1) Discuss your role in the group project
This week, I’m going to post a video for you! Sit back and relax for a minute! (Or nine…)
Team projects are always a massive undertaking. Even if you can clearly delineate tasks, there still has to be a consolidation phase.
Our team met in person on February 4th. We wanted to get started immediately, knowing how much work we had to accomplish in a week.
We used the hour and a half meeting to come up with a design for the course, and quickly hit upon some key elements that stayed in our design: the use of pretests and post-tests with lectures, and the realization that synchronous discussion meetings would be the best way to go to keep the time-commitment down for the students. (Posting to boards asynchronously takes an enormous amount of time, if you are going to do it right.)
We started the meeting at 9:00 PM after ETEC 544. Here’s a shot of the board before we left the CSUSB campus at around 10:30 PM on Tuesday:
We spent the time going over the assignment and coming up with a design, but we decided we would divide up the tasks later over email, after everyone listened to the Talkshoe podcast a second time.
When that division of labor came up, I became the editor and owner of the process of consolidating the course design document (created by Hye su) with the development plan document (created by Tsai), and was going to start the Trello prototype cards (which I would then hand off to Meng to complete), and would create the mock-up web site pages that would describe how the students would interact with lecture pretests, post-tests, submission forms, evaluation forms, and the synchronous discussion forum. I’m also well-versed in using Microsoft Visio, so I would be helping to create some of the diagrams and timelines.
I’m actually pretty proud of the flow chart I created for the creation of media for this course, which you can view here: Resource Flow Chart
For the mock-up web pages, I used Mockingbird. (https://gomockingbird.com/mockingbird/#3k5kaff/uyIKHm) For $9 a month, I figured I couldn’t go wrong! I am now using this site for work, and for my 544 class as well, and it’s fully collaborative. You can see all of the mock-up pages I did for our 541 project by clicking through the different pages, if you are curious.
To create the rough-in of the course calendar, I used this site (http://www.pdfcalendar.com/12-weeks/), and then added in all of the information from the UNC Chapel Hill Academic year and the specific tasks for the course using Adobe Acrobat Pro. Here’s the result: Course Calendar
And, of course, our entire course Prototype was made with Trello. (https://trello.com/)
2. Discuss your thoughts on the instructional design process in light of this project
I have to envision what I am going to build before I build it. That’s the engineer in me. I think, in this case, having a working prototype made it very easy to walk through the design from the student’s perspective, and get a feel for how it could work.
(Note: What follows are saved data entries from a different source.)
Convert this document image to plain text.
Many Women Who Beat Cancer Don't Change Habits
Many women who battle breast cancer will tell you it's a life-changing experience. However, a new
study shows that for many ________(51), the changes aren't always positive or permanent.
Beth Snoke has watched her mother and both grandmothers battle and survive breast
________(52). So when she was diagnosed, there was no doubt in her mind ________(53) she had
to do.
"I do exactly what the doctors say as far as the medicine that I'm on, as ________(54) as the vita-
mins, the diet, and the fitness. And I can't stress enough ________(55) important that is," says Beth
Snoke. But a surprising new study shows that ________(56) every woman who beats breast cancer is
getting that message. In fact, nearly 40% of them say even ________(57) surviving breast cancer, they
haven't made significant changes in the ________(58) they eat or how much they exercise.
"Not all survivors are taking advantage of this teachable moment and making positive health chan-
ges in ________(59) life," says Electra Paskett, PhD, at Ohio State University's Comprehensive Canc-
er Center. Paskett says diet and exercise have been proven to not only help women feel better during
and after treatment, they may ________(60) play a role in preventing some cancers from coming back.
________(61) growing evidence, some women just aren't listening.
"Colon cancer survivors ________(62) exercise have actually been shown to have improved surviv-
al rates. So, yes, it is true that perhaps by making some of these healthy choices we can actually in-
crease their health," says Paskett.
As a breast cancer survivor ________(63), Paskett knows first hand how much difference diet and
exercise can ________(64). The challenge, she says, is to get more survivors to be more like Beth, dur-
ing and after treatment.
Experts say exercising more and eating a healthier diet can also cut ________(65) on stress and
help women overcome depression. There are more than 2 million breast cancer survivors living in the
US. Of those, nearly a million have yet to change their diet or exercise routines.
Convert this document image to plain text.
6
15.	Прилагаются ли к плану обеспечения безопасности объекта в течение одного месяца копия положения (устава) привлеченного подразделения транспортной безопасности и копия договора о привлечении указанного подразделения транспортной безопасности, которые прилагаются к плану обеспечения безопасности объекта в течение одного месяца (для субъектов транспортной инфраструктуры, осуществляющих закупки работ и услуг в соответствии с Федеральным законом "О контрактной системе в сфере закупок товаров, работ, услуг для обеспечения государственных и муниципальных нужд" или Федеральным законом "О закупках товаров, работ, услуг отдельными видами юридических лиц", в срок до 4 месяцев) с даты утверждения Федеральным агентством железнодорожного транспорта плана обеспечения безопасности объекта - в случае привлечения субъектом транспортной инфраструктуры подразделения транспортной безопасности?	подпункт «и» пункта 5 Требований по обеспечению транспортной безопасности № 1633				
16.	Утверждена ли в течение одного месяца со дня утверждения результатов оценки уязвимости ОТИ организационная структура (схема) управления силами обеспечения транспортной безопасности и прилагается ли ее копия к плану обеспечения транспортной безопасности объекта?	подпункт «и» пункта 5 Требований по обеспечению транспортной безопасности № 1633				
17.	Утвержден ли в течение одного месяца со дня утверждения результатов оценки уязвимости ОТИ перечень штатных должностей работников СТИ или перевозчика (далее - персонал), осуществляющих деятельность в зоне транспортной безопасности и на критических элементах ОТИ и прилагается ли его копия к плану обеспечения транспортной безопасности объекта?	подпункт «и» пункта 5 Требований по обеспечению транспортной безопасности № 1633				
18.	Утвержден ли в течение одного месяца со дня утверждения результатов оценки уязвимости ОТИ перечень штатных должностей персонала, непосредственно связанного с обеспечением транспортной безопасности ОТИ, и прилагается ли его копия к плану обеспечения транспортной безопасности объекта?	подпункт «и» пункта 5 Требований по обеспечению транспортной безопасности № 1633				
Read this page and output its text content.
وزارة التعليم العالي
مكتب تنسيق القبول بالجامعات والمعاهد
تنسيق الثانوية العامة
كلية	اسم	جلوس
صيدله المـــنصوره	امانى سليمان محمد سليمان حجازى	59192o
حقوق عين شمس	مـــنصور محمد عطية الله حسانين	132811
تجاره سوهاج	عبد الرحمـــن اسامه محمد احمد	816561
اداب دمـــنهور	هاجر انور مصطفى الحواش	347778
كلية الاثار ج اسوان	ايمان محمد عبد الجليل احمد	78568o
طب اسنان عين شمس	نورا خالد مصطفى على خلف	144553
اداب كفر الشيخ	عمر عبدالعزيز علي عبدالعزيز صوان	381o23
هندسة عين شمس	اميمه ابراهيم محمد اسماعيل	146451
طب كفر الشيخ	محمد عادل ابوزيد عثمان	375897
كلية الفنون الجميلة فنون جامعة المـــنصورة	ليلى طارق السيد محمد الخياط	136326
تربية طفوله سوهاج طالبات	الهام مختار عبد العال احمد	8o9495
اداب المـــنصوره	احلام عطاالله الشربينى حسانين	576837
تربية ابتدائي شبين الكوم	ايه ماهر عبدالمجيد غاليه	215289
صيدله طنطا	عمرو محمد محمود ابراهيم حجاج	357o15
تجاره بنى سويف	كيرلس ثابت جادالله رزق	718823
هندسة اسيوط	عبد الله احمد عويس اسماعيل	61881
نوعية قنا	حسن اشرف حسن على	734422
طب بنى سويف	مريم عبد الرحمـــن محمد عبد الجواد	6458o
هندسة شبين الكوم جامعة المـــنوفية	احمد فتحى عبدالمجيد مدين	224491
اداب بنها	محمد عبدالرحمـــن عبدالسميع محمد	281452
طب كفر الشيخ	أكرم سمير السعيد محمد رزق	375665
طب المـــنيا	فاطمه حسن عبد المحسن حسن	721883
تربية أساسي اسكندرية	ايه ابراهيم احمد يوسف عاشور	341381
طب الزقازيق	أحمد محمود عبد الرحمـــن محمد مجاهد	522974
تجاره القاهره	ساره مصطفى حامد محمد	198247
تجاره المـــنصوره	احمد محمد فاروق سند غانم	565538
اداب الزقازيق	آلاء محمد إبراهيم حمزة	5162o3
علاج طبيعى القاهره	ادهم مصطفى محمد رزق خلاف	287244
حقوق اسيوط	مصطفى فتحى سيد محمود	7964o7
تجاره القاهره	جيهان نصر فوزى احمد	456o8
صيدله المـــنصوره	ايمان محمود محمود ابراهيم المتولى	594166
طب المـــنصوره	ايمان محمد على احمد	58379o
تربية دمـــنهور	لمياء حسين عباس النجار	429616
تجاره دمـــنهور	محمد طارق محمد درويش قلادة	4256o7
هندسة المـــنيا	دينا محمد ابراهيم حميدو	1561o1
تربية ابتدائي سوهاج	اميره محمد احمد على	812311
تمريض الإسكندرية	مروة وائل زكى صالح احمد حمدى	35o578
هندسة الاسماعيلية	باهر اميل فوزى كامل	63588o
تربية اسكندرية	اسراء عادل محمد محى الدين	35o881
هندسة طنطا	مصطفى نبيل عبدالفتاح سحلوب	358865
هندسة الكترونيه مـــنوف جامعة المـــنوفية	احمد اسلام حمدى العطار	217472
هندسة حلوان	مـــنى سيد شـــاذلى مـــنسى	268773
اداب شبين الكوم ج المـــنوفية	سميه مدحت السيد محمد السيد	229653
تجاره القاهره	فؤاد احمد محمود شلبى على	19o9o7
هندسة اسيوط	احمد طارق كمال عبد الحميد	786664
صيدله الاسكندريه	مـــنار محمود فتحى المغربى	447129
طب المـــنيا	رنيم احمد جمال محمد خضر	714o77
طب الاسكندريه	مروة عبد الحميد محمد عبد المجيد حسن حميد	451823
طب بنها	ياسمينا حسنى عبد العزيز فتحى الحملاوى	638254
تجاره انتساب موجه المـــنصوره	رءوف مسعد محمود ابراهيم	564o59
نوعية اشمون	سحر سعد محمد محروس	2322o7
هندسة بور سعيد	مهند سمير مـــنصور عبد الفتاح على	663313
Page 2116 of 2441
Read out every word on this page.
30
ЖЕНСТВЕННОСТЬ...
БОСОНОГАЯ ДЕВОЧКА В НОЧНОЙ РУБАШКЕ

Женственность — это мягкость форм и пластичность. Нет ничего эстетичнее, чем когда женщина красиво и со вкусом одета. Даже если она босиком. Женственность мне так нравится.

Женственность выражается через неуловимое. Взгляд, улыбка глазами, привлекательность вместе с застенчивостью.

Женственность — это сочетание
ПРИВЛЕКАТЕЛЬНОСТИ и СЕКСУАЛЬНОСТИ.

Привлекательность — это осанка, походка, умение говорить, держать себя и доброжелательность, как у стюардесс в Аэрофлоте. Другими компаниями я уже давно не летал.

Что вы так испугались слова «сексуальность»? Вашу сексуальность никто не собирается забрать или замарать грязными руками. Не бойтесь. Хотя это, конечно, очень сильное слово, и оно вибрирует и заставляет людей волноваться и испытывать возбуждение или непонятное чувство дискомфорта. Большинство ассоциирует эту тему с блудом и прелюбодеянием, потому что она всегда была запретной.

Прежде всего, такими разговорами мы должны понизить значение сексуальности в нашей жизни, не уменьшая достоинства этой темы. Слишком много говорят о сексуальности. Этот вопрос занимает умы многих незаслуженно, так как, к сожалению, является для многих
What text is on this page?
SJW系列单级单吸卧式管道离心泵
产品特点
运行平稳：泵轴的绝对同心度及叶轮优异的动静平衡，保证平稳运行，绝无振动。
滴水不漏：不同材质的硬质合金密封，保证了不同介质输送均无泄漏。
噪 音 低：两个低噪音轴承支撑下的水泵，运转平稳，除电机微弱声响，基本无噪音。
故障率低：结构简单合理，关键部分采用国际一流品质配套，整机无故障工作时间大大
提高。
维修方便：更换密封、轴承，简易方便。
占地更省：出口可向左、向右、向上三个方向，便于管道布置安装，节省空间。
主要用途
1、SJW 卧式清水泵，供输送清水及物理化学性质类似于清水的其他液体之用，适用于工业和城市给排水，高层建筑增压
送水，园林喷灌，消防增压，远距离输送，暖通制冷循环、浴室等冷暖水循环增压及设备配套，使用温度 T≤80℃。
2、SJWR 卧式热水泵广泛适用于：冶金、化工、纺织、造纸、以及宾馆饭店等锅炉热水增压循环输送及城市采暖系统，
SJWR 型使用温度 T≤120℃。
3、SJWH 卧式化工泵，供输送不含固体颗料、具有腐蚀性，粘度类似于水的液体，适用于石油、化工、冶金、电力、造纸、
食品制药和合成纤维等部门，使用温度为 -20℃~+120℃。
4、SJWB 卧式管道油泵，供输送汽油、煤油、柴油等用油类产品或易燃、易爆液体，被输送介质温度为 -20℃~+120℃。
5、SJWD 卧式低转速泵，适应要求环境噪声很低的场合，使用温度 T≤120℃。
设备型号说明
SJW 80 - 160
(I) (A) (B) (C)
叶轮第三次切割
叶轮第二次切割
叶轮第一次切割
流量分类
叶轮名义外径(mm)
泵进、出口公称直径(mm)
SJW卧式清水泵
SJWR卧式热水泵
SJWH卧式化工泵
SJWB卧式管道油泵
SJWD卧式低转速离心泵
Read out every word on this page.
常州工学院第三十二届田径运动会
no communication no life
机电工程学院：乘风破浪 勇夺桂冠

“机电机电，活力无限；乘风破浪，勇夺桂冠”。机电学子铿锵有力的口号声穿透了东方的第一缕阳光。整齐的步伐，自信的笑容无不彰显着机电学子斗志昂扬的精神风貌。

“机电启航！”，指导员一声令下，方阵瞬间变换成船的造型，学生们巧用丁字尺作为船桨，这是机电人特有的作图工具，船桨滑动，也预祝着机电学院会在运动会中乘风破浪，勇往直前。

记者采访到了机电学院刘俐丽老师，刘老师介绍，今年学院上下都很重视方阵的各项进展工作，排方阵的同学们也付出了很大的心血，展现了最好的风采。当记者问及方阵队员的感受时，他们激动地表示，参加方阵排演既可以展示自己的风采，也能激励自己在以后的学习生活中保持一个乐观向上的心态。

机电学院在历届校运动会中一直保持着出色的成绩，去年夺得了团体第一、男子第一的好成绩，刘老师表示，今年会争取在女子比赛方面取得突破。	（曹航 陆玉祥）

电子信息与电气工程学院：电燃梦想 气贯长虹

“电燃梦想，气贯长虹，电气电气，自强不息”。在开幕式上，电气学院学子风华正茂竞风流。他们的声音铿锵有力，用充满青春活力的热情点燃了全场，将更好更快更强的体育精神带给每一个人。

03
I had a blast creating the diagrams, creating the mock-up web pages, imagining how we could address the needs of the students, and found myself coming up with some cool ideas through this process. (One of which is allowing the students to create their own question banks from the readings, allowing them to create their own mock quizzes as a study aid for the final exam.)
As a team, we really stuck to our original design that we came up with together, and I think that really helped. It never felt like we were “changing horses in mid-stream”. We added to the design with some neat ideas, but we didn’t switch from synchronous discussions to asynchronous discussion boards, for instance.
I really enjoyed working with my team. Building a prototype was beyond the scope of the project, but it was so helpful to really envision the project. I wish that we could have made our presentation to Dr. Hunziker, to show him our vision of how the course could work and to get his feedback on our design proposal.
Maybe you could play the role of Dr. Hunziker and give us feedback?